Rhys Yeomans (centre), 11, from Manchester, who plays one of the Billy's from the hit West End Show Billy Elliot The Musical, joins a troupe of young dancers from Durham to deliver the bid to be UK City of Culture in 2013, on Millennium Bridge in central London. Photo by Johnny Green/PA Wire

A TROUPE of “Billy Elliots” marked Durham’s official bid to the Government to become Britain’s City of Culture 2013.

Today County Durham officially submits its bid and Rhys Yeomans, star of Billy Elliot the Musical, joined a group of Durham schoolboys at Westminster to promote the city’s prospects yesterday.

The musical revolves around motherless Billy, who trades boxing gloves for ballet shoes, and is set in east Durham during the 1984/5 miners strike.

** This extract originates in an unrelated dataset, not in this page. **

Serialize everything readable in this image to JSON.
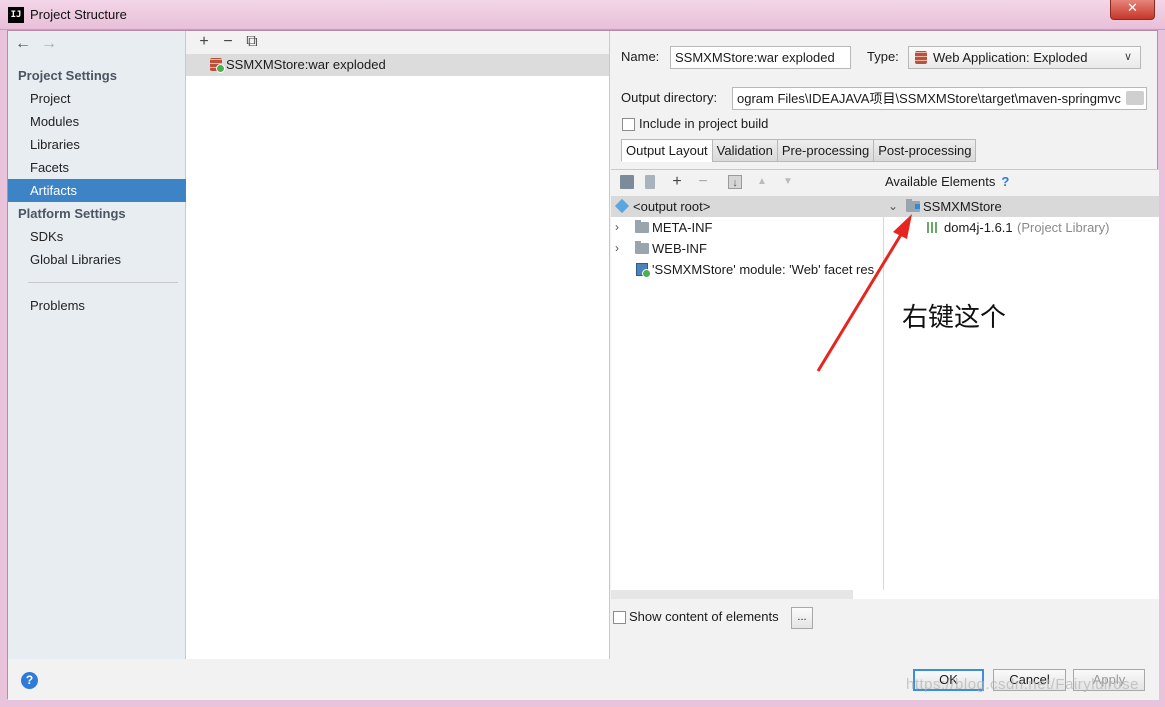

Among a host of illustrious names supporting Durham’s bid are baritone Sir Thomas Allen, born in Seaham Harbour and currently starring in Der Rosenkavalier at the Royal Opera House.

He said: “Durham is only 12 miles from where I was born and its pull has grown stronger over the years. The centrepiece of our small city is a cathedral, the most powerful and beautiful of its kind in the world in my opinion.

“Already a World Heritage Site, Durham deserves accolade upon accolade and I’m delighted to support the application to become City of Culture 2013.”

Writer and Durham University chancellor Bill Bryson said: “My long standing affair with Durham is well known as I have, without hesitation, lavished praise on its architecture, heritage, gardens, river. The more time I spend in the company of the people of Durham, the more I realise that there really must be something in the water here.”